A while back I scanned some of Bella’s awesome letters — tattle telling quandaries and Mom-and-Dad billet-douxs, mostly. In a scavenger hunt through Photobucket tonight, I rediscovered a few of those.
The urgent letter to the Principal of W.T. Hanes Elementary:
If I had to pick a favorite, the letter to Mrs. Blevins would probably be it. It’s got third-grade narcing, “panting,” and is signed with “love.” More importantly, this one demonstrates proper, early parenthetical usage, which makes this maternal word nerd’s heart swell times nine million. I remember scanning it, too, as I only had a few seconds to confiscate the note and replace it in order to avoid suspicion.
The Rick Perry Letter:
The Perry letter was read aloud in a faculty meeting. THEN it was read again at an ATPE function later in the week. I’m tellin’ ya, the teachers really dug this one. I’ll never forget when Bella emerged from her room with her pen and notebook paper, wanting to know what Rick Perry’s address was. He never wrote back, but The Bell wasn’t worried about it. She told me, “Mom, didn’t you see the fake email address I put down there at the bottom? I didn’t want to hear his song and dance, but I didn’t wanna be rude either.”
I was confused, “Wait, huh?”
“Mom, it was a decoder email address. He wasn’t going to tell me anything I haven’t already heard before. Politicians. You know what I mean.”
“I think you mean a ‘decoy’, Bella.”
The Colorado Vacation Letter:
If I could spend just a few minutes with Bella again at any previous age, this would be the phase I’d revisit. She missed me “so much.” With an exclamation point, even. She wanted to know if Getoff’s baby was born yet, but, in typical Isobel fashion, didn’t want anyone to write back because she was belting out this letter on her way home in Nana’s rental car. The best part: a post script full of danger sure to freak out any mom included “…real prisoners and a dust devil and a cattle drive!”
The Birthday Card for Her Dad:
It wasn’t so much the birthday card as it was the backstory. Inside the envelope, she’d enclosed a dollar and forty-seven cents. It was all of her money at the time. She’d overheard us arguing about bills.

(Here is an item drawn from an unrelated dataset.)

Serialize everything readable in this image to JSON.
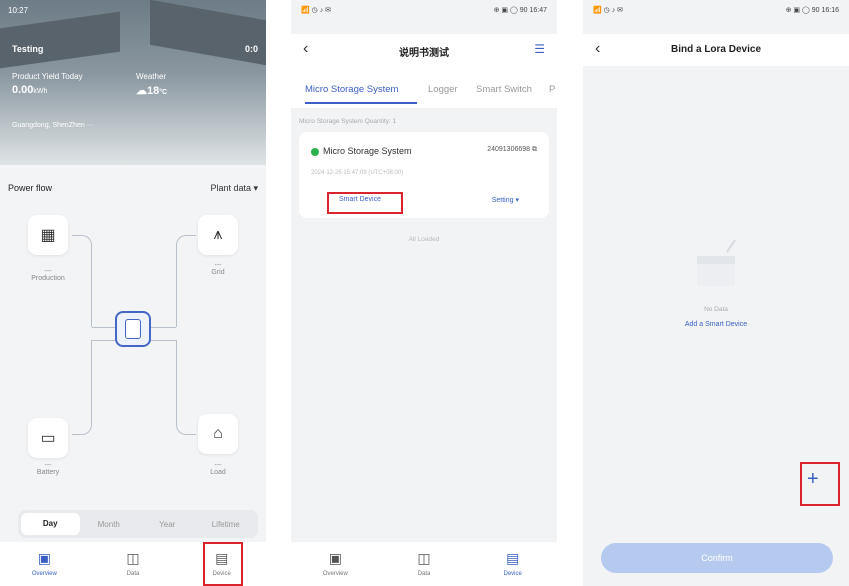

Sometimes people with newborns ask me what my favorite age has been of Bella’s. Truly, I have loved them all just as much as they’ve each been challenging in their own ways. When I see her these days trying so hard to be a teenager, but without the teen suffix just yet, I feel incredibly close to her even though she’s pushing me further and further away. Recently, I read a fantastic quote in Mary Pipher’s book about adolescent girls Bella’s age, Reviving Ophelia, in which a mother perfectly sums up every thought in my head at this point:
“I hurl you into the universe and pray.”
The clever, young girl who wrote these letters surely deserves an addendum to the above quote, though, and that makes me less nervous, if nothing else:
“I hurl you into the universe and pray — for others.“
I love, love, love this child forever.